Lexi herself mirrors Prince Harry, Charles and Diana’s second son. Lexi leaves royal life behind to start over in Australia, becoming a doctor. Prince Harry similarly left the royal family in 2020, as he and his wife, Meghan Markle, stepped down from serving as senior working royals and moved to Canada and then the United States. A year later, in March 2021, Harry and Meghan gave an interview to Oprah in which they stated that a “toxic environment” within the royal family, including racism among the family itself, motivated their departure (Ofori, Morgan. “Battle Royal: How Prince Harry’s Four Years of Family Exile Unfolded.” The Guardian, 2 May 2025). While the allegations of racism have no narrative parallel where Lexi is concerned, Lexi’s general skepticism of the institution and reputation for rebelliousness mirror Harry’s public persona. However, where Lexi relinquishes her claim to the throne at the end of the novel, Harry remains fifth in line for the succession.

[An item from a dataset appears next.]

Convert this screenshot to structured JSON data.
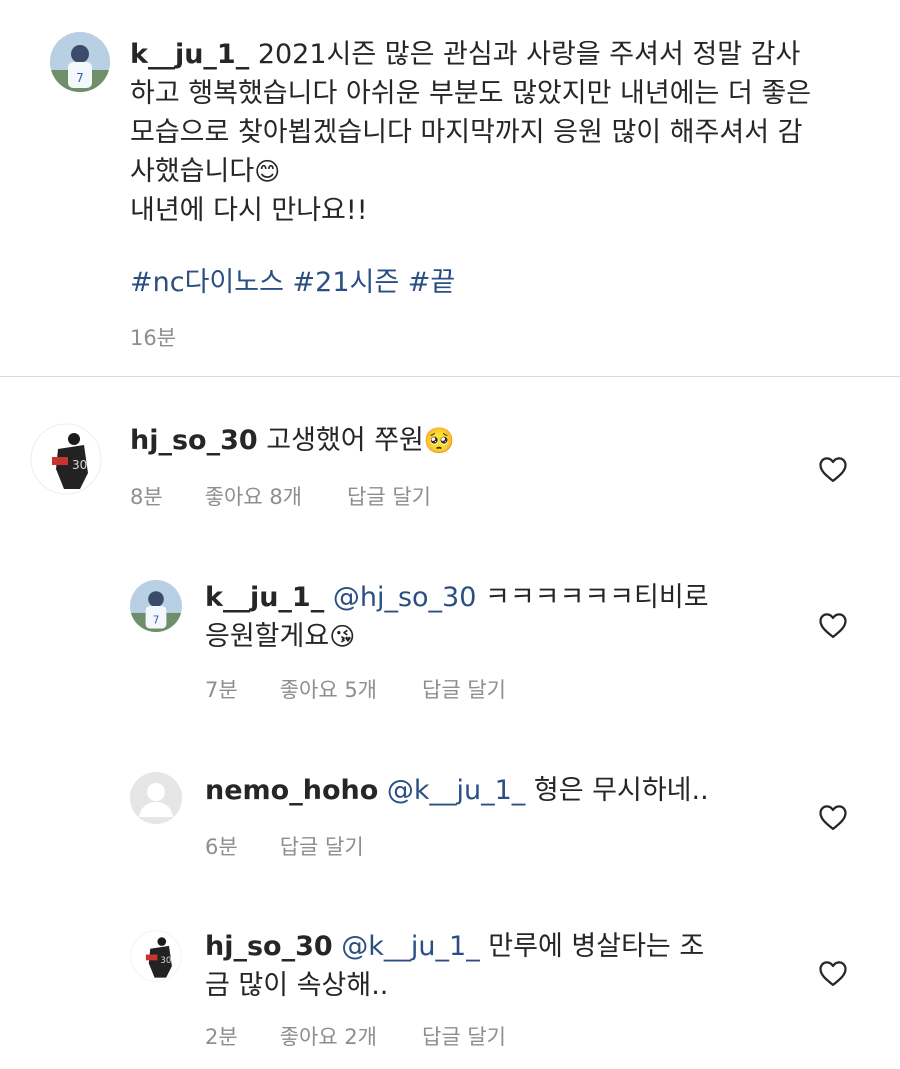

Despite the numerous parallels, Armitage invents a different historical background for her fictional royal family. She imagines a past in which Barbara Villiers, the mistress of King Charles II, married Charles II after both their spouses died of smallpox and bore him a son, William. Barbara Villiers was in fact Charles II’s favorite mistress, but while she bore him six children out of wedlock and was awarded the title of Duchess of Cleveland, the couple never married (Long, Michael. “Barbara Villiers.” Historic UK, 15 Nov. 2023). Armitage’s reimagining of the origin of the royal family further grounds her novel in the genre of fiction.